"İçtihat Metni"
MAHKEMESİ : İzmir Bölge Adliye Mahkemesi 15. Hukuk Dairesi
KARAR : İstinaf başvurusunun esastan reddi
İLK DERECE MAHKEMESİ : İzmir 23. İş Mahkemesi
Taraflar arasındaki iş müfettişi raporunun iptali davasından dolayı yapılan yargılama sonunda İlk Derece Mahkemesince davanın reddine karar verilmiştir.
Kararın davacı vekili tarafından istinaf edilmesi üzerine, Bölge Adliye Mahkemesince başvurunun esastan reddine karar verilmiştir.
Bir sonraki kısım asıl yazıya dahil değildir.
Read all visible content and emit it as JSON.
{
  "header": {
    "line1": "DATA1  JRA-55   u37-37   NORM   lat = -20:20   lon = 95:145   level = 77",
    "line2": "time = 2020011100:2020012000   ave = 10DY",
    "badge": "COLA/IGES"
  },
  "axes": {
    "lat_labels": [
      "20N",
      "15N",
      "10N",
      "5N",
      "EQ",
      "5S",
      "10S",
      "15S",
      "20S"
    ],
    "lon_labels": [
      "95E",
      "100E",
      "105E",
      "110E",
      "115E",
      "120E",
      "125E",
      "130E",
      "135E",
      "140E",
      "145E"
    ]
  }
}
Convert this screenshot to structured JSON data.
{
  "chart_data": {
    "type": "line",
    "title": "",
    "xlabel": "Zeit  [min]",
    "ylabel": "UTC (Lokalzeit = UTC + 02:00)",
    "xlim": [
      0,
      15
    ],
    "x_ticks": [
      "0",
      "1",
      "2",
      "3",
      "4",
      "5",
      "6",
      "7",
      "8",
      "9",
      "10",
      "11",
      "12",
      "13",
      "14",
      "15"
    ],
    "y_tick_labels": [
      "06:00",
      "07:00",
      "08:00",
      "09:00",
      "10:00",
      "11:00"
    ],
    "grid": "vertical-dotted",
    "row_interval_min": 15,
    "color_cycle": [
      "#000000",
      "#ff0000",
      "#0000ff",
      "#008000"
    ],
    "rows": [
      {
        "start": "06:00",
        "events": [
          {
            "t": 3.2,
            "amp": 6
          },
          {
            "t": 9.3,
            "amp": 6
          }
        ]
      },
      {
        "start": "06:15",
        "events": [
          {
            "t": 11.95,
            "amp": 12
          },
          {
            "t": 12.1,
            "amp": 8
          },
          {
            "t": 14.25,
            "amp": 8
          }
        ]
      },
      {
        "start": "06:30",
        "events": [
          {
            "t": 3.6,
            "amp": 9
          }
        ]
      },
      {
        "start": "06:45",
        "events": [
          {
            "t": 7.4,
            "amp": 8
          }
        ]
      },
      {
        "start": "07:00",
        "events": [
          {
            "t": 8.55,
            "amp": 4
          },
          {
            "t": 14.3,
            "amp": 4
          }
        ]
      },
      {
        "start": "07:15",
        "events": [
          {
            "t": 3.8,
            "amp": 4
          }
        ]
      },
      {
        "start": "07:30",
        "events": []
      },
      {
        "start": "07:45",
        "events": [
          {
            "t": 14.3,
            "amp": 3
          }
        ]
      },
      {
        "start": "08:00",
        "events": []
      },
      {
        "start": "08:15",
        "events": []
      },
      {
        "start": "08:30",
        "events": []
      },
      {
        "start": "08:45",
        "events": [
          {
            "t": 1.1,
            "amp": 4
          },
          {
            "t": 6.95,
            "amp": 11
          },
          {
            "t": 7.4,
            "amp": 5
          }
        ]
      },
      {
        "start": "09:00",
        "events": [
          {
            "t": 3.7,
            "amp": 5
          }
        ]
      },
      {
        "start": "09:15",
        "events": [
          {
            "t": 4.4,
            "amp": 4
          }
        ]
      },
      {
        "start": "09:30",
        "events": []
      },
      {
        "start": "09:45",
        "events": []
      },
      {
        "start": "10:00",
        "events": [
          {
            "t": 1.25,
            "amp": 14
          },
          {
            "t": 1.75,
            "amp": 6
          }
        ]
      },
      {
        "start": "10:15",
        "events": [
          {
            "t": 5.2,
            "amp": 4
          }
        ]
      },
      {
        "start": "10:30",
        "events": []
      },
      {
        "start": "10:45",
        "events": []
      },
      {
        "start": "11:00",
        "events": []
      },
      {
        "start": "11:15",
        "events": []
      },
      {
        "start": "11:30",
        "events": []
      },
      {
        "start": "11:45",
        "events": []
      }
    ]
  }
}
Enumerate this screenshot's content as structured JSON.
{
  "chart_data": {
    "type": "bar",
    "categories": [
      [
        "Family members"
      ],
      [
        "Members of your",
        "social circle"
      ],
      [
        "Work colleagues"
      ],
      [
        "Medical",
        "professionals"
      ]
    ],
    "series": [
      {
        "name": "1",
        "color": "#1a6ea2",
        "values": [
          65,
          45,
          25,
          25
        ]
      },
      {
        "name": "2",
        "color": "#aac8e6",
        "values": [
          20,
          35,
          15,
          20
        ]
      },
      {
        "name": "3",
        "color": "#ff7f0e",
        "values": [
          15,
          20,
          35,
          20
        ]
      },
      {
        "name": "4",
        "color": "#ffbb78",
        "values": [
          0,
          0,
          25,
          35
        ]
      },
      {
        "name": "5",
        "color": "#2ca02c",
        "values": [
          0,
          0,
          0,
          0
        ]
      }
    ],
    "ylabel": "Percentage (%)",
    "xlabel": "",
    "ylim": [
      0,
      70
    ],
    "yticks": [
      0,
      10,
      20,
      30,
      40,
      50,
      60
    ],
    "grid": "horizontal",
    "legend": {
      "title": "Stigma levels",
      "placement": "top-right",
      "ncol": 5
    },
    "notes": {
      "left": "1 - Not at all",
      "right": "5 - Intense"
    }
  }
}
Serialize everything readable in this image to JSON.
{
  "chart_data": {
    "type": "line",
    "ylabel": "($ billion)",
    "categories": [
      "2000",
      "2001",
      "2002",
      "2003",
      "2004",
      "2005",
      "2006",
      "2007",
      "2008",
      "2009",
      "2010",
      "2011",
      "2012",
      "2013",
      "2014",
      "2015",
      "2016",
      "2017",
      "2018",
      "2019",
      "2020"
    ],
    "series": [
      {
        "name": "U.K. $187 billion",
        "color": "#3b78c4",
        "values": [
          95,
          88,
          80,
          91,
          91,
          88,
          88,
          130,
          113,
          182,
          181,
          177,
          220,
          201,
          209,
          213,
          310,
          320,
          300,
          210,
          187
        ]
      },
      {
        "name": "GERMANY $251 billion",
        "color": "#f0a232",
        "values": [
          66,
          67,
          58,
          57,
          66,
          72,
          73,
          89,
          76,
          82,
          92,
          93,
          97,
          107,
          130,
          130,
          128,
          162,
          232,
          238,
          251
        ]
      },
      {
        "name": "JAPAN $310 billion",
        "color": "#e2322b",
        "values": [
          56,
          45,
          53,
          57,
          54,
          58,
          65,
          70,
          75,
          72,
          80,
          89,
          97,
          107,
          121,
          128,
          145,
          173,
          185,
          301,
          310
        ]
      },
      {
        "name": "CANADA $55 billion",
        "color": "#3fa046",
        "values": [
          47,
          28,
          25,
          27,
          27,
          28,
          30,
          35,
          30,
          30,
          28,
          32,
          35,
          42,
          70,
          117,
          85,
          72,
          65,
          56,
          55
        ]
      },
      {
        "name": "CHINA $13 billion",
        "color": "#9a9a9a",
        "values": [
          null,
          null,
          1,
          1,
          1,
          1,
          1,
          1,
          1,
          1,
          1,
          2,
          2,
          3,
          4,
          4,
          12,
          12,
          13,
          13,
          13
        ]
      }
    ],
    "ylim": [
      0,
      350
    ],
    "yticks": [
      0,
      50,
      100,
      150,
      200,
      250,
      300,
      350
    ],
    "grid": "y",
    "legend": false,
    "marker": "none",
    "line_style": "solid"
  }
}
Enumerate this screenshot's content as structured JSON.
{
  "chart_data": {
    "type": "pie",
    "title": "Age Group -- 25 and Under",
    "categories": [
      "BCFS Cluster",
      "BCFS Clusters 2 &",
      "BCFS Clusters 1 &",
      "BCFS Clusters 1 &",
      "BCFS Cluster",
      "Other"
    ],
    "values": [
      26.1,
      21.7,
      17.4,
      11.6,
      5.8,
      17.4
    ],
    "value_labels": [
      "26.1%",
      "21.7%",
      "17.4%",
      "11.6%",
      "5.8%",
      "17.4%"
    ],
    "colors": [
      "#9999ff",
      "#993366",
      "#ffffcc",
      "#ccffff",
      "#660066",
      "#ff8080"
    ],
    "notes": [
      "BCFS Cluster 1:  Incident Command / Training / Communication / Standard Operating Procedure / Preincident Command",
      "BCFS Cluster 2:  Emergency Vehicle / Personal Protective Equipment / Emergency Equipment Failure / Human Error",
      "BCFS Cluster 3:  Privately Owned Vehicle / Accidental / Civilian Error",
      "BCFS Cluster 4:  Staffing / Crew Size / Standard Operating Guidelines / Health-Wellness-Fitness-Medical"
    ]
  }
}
Bölge Adliye Mahkemesi kararı davacı vekili tarafından temyiz edilmekle; kesinlik, süre, temyiz şartı ve diğer usul eksiklikleri yönünden yapılan ön inceleme sonucunda, temyiz dilekçesinin kabulüne karar verildikten ve Tetkik Hâkimi tarafından hazırlanan rapor dinlendikten sonra dosyadaki belgeler incelenip gereği düşünüldü:
I. DAVA
Davacı vekili dava dilekçesinde; ... Rehberlik ve Teftiş Başkanlığının "İşverence Yerine Getirilmesi ve Uyulması Gereken Hususlar" başlıklı 31.01.2023 tarih ve 10065-İNC-1 numaralı raporuna dayanak tutanakların ve dava konusu raporun, usul ve kanuna aykırı olarak tutulduğunu ve düzenlendiğini, davalı işçilerin, raporda belirtilen çalışmaların yaptırılmamış olması sebebiyle fazla çalışma ücreti, ulusal bayram ve genel tatil günü ücreti vs. hak ve alacaklarının bulunmadığını, oluşturulan raporda; müvekkili Şirketin çalışanlarının haftalık çalışma saatlerine uygun çalıştırılmadığı, çalışanlara sürekli olarak fazla çalışma yaptırıldığı, fazla çalışma ücretlerinin ödenmediği, ulusal bayram ve genel tatil günlerinde çalışma yaptırıldığı, buna ilişkin ücretlerin de ödenmediği, işçileri postalar hâlinde çalıştırıldığı, işçi postalarını en geç iki haftada bir değiştirilmediği yönündeki tespit ve değerlendirmeler ile işçi alacakları yönünden yapılan hesaplamalarının kabulünün mümkün olmadığını ileri sürerek ... Rehberlik ve Teftiş Başkanlığının "İşverence Yerine Getirilmesi ve Uyulması Gereken Hususlar" başlıklı 31.01.2023 tarih ve 10065-İNC-1 numaralı raporun iptaline karar verilmesini talep etmiştir.
II. CEVAP
1. Davalı Bakanlık vekili cevap dilekçesinde; müvekkili Bakanlığın iş müfettişleri tarafından yapılan denetim sonucu düzenlenen 31.01.2023 tarih ve 10065-İNC-1 sayılı raporun işyeri kayıtları inceleyerek hazırlandığını, 4857 sayılı İş Kanunu'nun (4857 sayılı Kanun) 92 nci maddesinin üçüncü fıkrasına iş müfettişlerinin hazırladıkları rapor ve tutanakların resmî belge niteliğinde olduklarını, aksinin ancak eşdeğer kanıtlarla ispatlanabileceğini, davacı tarafından müfettiş raporundaki tespitlerin doğru olmadığını kanıtlayan yazılı belgeler de dosyaya ibraz edilmediğinden davacı tarafın savunmalarının sadece bir iddiadan ibaret kaldığını belirterek davanın öncelikle süre yönünden, aksi takdirde esas yönünden reddini istemiştir.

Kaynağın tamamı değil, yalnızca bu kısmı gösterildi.